Comme des centaines d’autres Juifs étrangers, les Wajsberg sont conduits à Angoulême où ils sont « enfermés » dans la grande salle de la Philharmonie : l’occupant nazi a ordonné et fait appliquer par des fonctionnaires français, le 8 octobre 1942, ce que l’on appellera ensuite la rafle d’Angoulême, voire le « Vél' d'Hiv d’Angoulême ».
Au total, 422 Juifs, hommes, femmes, enfants, ont été arrêtés. Pour la très grande majorité, des familles établies en Moselle qu’ils avaient quittée en 1939. 389 d’entre-eux dont 85 enfants seront déportés vers les Camps de la Mort via Drancy. Parmi eux, Israël et Ida Wajsberg qui furent du convoi 40 du 4 novembre 1942 à destination d’Auschwitz.

Il faudra attendre plusieurs décennies pour que cette tragédie soit complètement documentée grâce à des recherches et la collecte de nombreux témoignages menées par des historiens non professionnels mais rigoureux (2). Et depuis le 8 octobre 2012, les noms et dates de naissance des victimes de cette rafle sont inscrits sur une plaque commémorative sur les lieux mêmes de la tragédie.
Dans cette salle de spectacle, l’espace de quelques jours et quelques nuits, dans des conditions d’hygiène déplorables (il n’y a que deux WC) et la plupart des internés de tous âges doivent se reposer sur de la paille, en dépit de l’aide apportée par des organisations et des voisins de bonne volonté (de quoi manger essentiellement, et du lait pour les nourrissons et les plus jeunes), se joue très vite un second drame. La police allemande, en première ligne cette fois, commence par saisir les objets de valeur. Puis, ordre est donné de séparer les enfants de nationalité française de leurs parents étrangers, ou désormais considérés comme tels en raison des décrets annulant certaines naturalisations.

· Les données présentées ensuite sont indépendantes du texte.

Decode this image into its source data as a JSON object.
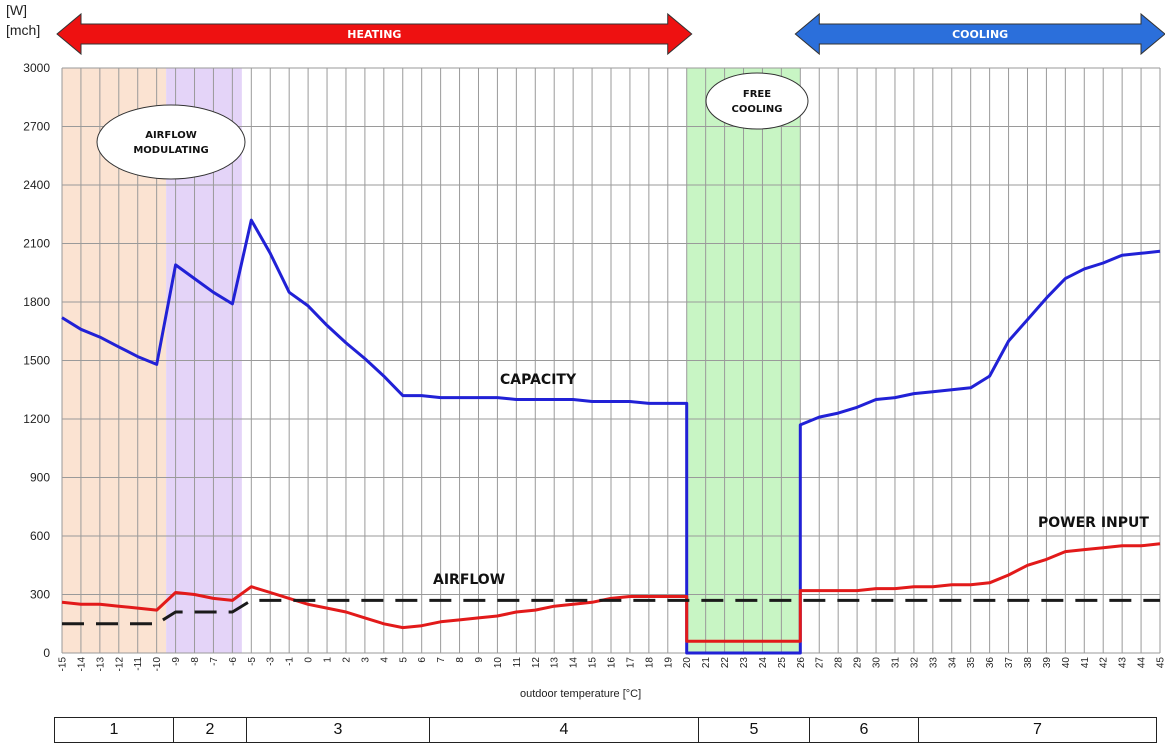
{
  "chart_data": {
    "type": "line",
    "y_unit_top": "[W]",
    "y_unit_bottom": "[mch]",
    "xlabel": "outdoor temperature [°C]",
    "ylim": [
      0,
      3000
    ],
    "yticks": [
      0,
      300,
      600,
      900,
      1200,
      1500,
      1800,
      2100,
      2400,
      2700,
      3000
    ],
    "x": [
      -15,
      -14,
      -13,
      -12,
      -11,
      -10,
      -9,
      -8,
      -7,
      -6,
      -5,
      -3,
      -1,
      0,
      1,
      2,
      3,
      4,
      5,
      6,
      7,
      8,
      9,
      10,
      11,
      12,
      13,
      14,
      15,
      16,
      17,
      18,
      19,
      20,
      21,
      22,
      23,
      24,
      25,
      26,
      27,
      28,
      29,
      30,
      31,
      32,
      33,
      34,
      35,
      36,
      37,
      38,
      39,
      40,
      41,
      42,
      43,
      44,
      45
    ],
    "grid": true,
    "series": [
      {
        "name": "CAPACITY",
        "color": "#2121d6",
        "points": [
          [
            -15,
            1720
          ],
          [
            -14,
            1660
          ],
          [
            -13,
            1620
          ],
          [
            -12,
            1570
          ],
          [
            -11,
            1520
          ],
          [
            -10,
            1480
          ],
          [
            -9,
            1990
          ],
          [
            -8,
            1920
          ],
          [
            -7,
            1850
          ],
          [
            -6,
            1790
          ],
          [
            -5,
            2220
          ],
          [
            -3,
            2050
          ],
          [
            -1,
            1850
          ],
          [
            0,
            1780
          ],
          [
            1,
            1680
          ],
          [
            2,
            1590
          ],
          [
            3,
            1510
          ],
          [
            4,
            1420
          ],
          [
            5,
            1320
          ],
          [
            6,
            1320
          ],
          [
            7,
            1310
          ],
          [
            8,
            1310
          ],
          [
            9,
            1310
          ],
          [
            10,
            1310
          ],
          [
            11,
            1300
          ],
          [
            12,
            1300
          ],
          [
            13,
            1300
          ],
          [
            14,
            1300
          ],
          [
            15,
            1290
          ],
          [
            16,
            1290
          ],
          [
            17,
            1290
          ],
          [
            18,
            1280
          ],
          [
            19,
            1280
          ],
          [
            20,
            1280
          ],
          [
            20,
            0
          ],
          [
            26,
            0
          ],
          [
            26,
            1170
          ],
          [
            27,
            1210
          ],
          [
            28,
            1230
          ],
          [
            29,
            1260
          ],
          [
            30,
            1300
          ],
          [
            31,
            1310
          ],
          [
            32,
            1330
          ],
          [
            33,
            1340
          ],
          [
            34,
            1350
          ],
          [
            35,
            1360
          ],
          [
            36,
            1420
          ],
          [
            37,
            1600
          ],
          [
            38,
            1710
          ],
          [
            39,
            1820
          ],
          [
            40,
            1920
          ],
          [
            41,
            1970
          ],
          [
            42,
            2000
          ],
          [
            43,
            2040
          ],
          [
            44,
            2050
          ],
          [
            45,
            2060
          ]
        ]
      },
      {
        "name": "POWER INPUT",
        "color": "#e21a1a",
        "points": [
          [
            -15,
            260
          ],
          [
            -14,
            250
          ],
          [
            -13,
            250
          ],
          [
            -12,
            240
          ],
          [
            -11,
            230
          ],
          [
            -10,
            220
          ],
          [
            -9,
            310
          ],
          [
            -8,
            300
          ],
          [
            -7,
            280
          ],
          [
            -6,
            270
          ],
          [
            -5,
            340
          ],
          [
            -3,
            310
          ],
          [
            -1,
            280
          ],
          [
            0,
            250
          ],
          [
            1,
            230
          ],
          [
            2,
            210
          ],
          [
            3,
            180
          ],
          [
            4,
            150
          ],
          [
            5,
            130
          ],
          [
            6,
            140
          ],
          [
            7,
            160
          ],
          [
            8,
            170
          ],
          [
            9,
            180
          ],
          [
            10,
            190
          ],
          [
            11,
            210
          ],
          [
            12,
            220
          ],
          [
            13,
            240
          ],
          [
            14,
            250
          ],
          [
            15,
            260
          ],
          [
            16,
            280
          ],
          [
            17,
            290
          ],
          [
            18,
            290
          ],
          [
            19,
            290
          ],
          [
            20,
            290
          ],
          [
            20,
            60
          ],
          [
            26,
            60
          ],
          [
            26,
            320
          ],
          [
            27,
            320
          ],
          [
            28,
            320
          ],
          [
            29,
            320
          ],
          [
            30,
            330
          ],
          [
            31,
            330
          ],
          [
            32,
            340
          ],
          [
            33,
            340
          ],
          [
            34,
            350
          ],
          [
            35,
            350
          ],
          [
            36,
            360
          ],
          [
            37,
            400
          ],
          [
            38,
            450
          ],
          [
            39,
            480
          ],
          [
            40,
            520
          ],
          [
            41,
            530
          ],
          [
            42,
            540
          ],
          [
            43,
            550
          ],
          [
            44,
            550
          ],
          [
            45,
            560
          ]
        ]
      },
      {
        "name": "AIRFLOW",
        "color": "#1a1a1a",
        "dash": true,
        "points": [
          [
            -15,
            150
          ],
          [
            -14,
            150
          ],
          [
            -13,
            150
          ],
          [
            -12,
            150
          ],
          [
            -11,
            150
          ],
          [
            -10,
            150
          ],
          [
            -9,
            210
          ],
          [
            -8,
            210
          ],
          [
            -7,
            210
          ],
          [
            -6,
            210
          ],
          [
            -5,
            270
          ],
          [
            0,
            270
          ],
          [
            5,
            270
          ],
          [
            10,
            270
          ],
          [
            15,
            270
          ],
          [
            20,
            270
          ],
          [
            25,
            270
          ],
          [
            30,
            270
          ],
          [
            35,
            270
          ],
          [
            40,
            270
          ],
          [
            45,
            270
          ]
        ]
      }
    ],
    "zones": [
      {
        "from": -15,
        "to": -9.5,
        "color": "#fbe3d2"
      },
      {
        "from": -9.5,
        "to": -5.5,
        "color": "#e4d4f8"
      },
      {
        "from": 20,
        "to": 26,
        "color": "#c8f5c4"
      }
    ],
    "annotations": {
      "capacity": "CAPACITY",
      "airflow": "AIRFLOW",
      "power_input": "POWER INPUT",
      "airflow_modulating_1": "AIRFLOW",
      "airflow_modulating_2": "MODULATING",
      "free_cooling_1": "FREE",
      "free_cooling_2": "COOLING"
    },
    "arrows": {
      "heating": {
        "label": "HEATING",
        "color": "#ee1111",
        "from": -15,
        "to": 20
      },
      "cooling": {
        "label": "COOLING",
        "color": "#2b6fdb",
        "from": 26,
        "to": 45
      }
    },
    "zone_table": [
      "1",
      "2",
      "3",
      "4",
      "5",
      "6",
      "7"
    ]
  }
}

Joseph, en 2021, se souvient alors de la scène déchirante, affreuse : « Nous leur avons dit au-revoir… »
Des orphelins ballottés
Quand ils quittent la salle devenue un chaos, et pour des centaines d’internés, une forme d’antichambre de la mort, les enfants Wajsberg sont rapidement pris en charge et placés dans des institutions catholiques.

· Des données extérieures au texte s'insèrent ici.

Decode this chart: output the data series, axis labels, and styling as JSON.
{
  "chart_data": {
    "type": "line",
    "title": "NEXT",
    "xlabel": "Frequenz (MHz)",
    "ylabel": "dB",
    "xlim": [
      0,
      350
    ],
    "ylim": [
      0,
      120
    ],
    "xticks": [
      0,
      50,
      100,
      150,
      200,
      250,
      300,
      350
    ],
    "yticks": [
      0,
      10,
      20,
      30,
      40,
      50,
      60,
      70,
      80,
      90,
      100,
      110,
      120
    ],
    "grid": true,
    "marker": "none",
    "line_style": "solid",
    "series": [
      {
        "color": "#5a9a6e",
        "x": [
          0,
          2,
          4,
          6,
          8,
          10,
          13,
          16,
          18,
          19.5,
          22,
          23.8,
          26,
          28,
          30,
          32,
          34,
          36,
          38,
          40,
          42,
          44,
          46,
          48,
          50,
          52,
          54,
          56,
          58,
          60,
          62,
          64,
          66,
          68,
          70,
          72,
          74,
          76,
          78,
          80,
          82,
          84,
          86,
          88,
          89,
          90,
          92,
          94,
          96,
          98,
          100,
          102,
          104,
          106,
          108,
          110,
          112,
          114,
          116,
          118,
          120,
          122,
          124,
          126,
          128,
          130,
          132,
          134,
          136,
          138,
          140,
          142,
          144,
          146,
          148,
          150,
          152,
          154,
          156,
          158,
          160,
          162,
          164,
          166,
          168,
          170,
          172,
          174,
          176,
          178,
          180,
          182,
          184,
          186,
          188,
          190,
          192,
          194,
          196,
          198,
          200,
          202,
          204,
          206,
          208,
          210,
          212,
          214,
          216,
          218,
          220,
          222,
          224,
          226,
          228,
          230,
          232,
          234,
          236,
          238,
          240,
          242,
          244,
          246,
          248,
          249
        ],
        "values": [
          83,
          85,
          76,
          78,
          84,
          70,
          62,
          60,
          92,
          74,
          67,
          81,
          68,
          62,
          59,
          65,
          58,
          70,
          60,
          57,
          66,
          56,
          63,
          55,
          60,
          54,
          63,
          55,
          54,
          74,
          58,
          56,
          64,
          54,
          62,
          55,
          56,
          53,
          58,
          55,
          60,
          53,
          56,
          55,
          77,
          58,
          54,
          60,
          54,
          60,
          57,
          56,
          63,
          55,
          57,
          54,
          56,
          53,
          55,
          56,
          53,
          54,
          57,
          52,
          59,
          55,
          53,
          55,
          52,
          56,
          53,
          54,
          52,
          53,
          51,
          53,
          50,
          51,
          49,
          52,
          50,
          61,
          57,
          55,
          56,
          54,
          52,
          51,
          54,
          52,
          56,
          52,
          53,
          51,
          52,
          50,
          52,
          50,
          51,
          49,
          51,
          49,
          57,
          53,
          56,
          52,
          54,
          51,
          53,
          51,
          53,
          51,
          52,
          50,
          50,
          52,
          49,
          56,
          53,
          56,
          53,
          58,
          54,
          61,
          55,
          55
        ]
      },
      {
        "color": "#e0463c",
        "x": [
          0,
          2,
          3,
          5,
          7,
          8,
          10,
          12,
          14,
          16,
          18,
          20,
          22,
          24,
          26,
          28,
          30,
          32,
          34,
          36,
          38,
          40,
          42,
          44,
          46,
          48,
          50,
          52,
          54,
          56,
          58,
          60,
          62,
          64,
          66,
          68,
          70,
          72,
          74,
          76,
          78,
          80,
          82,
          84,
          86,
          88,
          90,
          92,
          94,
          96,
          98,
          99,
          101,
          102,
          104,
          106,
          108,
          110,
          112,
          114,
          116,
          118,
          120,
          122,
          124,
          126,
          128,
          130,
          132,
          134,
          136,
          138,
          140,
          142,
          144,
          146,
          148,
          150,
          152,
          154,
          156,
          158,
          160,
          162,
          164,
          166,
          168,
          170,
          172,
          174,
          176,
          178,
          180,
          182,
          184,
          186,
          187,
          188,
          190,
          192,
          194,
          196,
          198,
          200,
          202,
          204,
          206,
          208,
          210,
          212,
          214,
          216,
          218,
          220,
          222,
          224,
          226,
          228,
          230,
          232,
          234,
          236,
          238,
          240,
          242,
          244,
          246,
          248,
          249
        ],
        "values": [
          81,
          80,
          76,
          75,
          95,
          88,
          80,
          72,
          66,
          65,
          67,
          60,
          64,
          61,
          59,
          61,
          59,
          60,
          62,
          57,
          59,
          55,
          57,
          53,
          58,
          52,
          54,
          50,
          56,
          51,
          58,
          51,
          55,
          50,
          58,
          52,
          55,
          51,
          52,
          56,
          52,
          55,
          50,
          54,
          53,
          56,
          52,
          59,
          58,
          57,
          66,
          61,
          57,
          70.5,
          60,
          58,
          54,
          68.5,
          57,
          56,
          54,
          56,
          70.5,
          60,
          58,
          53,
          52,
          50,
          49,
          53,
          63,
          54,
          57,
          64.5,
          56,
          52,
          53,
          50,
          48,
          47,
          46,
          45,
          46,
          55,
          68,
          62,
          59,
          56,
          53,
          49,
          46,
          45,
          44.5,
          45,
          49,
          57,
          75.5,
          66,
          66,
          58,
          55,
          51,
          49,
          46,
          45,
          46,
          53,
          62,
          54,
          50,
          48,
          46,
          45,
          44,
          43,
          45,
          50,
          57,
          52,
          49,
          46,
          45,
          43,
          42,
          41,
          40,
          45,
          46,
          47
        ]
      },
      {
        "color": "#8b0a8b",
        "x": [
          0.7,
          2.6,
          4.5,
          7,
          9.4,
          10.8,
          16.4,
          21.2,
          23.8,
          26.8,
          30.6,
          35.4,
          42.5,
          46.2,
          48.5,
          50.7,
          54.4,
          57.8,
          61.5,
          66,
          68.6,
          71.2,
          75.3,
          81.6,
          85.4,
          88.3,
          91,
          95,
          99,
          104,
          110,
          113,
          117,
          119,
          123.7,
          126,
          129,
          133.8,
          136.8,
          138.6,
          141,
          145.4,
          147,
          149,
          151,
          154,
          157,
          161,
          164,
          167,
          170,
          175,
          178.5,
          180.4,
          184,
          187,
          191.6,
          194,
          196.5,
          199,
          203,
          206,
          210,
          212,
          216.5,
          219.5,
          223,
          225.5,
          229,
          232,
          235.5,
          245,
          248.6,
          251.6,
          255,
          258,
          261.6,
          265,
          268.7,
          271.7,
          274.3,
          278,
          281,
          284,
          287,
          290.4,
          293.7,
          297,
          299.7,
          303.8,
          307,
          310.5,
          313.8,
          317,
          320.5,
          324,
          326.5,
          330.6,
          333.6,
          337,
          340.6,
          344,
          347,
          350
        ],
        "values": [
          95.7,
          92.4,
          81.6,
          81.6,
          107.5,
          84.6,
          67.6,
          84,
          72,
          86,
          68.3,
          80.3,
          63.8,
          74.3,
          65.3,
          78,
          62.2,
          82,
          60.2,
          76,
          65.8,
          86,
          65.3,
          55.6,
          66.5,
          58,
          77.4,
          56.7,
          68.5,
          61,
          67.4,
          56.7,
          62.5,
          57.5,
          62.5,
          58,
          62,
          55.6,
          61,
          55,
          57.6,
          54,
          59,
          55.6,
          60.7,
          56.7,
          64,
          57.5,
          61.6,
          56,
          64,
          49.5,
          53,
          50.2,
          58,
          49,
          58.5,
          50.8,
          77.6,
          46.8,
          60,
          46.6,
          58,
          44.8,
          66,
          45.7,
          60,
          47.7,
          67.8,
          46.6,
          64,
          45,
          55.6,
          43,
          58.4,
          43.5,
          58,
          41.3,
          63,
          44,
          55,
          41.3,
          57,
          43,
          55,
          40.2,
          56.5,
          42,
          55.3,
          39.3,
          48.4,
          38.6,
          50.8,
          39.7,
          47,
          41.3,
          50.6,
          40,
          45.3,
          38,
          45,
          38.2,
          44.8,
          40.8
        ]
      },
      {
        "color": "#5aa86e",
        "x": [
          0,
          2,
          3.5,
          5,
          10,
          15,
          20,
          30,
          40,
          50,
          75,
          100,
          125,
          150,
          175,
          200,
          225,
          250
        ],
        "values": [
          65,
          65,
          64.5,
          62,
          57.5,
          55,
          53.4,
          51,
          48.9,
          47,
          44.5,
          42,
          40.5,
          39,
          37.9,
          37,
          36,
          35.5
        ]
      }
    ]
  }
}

Les trois sœurs intègrent ainsi l’orphelinat catholique du Bon Pasteur, situé rue de Paris à Angoulême. Elles y côtoient une quinzaine d’autres jeunes filles, lorraines et juives, sauvées de la rafle. Parmi elles, Charlotte Schuhmann (1931-1944), originaire de Metz, dont l’itinéraire précis durant ces années a été récemment mis au jour par des lycéens messins dans le cadre du projet Convoi 77 à bord duquel la malheureuse fut finalement déportée vers Auschwitz (3).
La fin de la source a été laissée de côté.